Seven words. That's all it took to dismantle three years.

Rain lashed against the windows of their shared apartment — the apartment she'd be leaving by morning. The storm outside mirrored nothing of the hollow calm inside. Outside, chaos and violence; inside, the quiet certainty of an ending.

She ran her fingers through her hair, a nervous tic Mark had once found endearing. Now everything she did felt like a relic of someone she used to be. Someone who believed that love, if cultivated carefully enough, could overcome incompatibility. Someone who thought moving in together meant building something permanent instead of just exposing all the ways you didn't fit.

Their tabby cat, Luna, wound around her legs, purring loudly. Animals, Sarah thought bitterly, had no capacity for irony. Luna would leave with her in the morning, probably adapt to a new apartment within days. Cats were resilient like that. They didn't dwell on what they'd lost; they simply lived in whatever space contained them.

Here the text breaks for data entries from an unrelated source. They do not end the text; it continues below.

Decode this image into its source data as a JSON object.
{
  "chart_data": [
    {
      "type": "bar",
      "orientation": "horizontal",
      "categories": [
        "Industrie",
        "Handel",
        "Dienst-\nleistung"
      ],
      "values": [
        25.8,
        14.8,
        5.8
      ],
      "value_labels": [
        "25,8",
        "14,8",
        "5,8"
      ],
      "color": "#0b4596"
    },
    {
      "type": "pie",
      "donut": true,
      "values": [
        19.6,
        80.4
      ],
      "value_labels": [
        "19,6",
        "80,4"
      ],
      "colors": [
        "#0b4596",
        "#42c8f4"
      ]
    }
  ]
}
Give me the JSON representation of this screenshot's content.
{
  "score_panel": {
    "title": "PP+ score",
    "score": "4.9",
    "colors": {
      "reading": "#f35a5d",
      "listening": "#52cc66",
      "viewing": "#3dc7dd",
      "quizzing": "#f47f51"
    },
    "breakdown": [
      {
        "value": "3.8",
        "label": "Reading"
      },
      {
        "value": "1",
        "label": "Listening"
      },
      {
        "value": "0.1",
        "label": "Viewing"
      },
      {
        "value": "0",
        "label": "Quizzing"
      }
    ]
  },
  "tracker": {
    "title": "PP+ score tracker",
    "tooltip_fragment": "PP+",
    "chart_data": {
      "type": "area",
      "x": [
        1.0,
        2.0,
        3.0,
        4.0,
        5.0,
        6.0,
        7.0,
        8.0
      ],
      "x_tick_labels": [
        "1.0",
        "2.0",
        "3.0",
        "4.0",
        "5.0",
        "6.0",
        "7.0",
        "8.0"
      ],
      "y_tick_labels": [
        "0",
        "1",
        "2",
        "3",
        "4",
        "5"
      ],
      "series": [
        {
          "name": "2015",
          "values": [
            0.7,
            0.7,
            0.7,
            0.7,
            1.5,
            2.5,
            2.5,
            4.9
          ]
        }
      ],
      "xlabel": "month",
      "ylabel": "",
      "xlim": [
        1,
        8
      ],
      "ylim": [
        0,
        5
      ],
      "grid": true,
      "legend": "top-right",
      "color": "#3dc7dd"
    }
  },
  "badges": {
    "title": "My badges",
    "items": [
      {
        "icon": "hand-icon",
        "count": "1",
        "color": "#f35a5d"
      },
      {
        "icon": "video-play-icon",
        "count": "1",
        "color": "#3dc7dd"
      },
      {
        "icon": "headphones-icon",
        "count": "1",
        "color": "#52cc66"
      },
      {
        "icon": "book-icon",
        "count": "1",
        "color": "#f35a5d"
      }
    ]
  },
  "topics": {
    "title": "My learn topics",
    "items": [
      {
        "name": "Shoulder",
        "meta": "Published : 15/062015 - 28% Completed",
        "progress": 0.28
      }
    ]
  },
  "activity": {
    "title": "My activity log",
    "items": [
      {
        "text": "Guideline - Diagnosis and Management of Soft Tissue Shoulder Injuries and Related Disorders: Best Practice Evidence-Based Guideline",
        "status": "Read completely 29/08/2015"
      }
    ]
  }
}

Another flash of lightning illuminated the room, and Sarah caught her reflection in the darkened window. Thirty-two years old and starting over again. Each relationship had taught her something different — patience from David, independence from Chris, and now, from Mark, she supposed she was learning how to recognize when something beautiful had simply run its course.

She typed the response she'd been composing in her head for days: "I understand. I'll be gone by noon."

Then she turned off the phone, sat in the darkness, and listened to the storm. Some endings, she realized, came like lightning — sudden, blinding, leaving behind the scent of something burned that would never be the same again.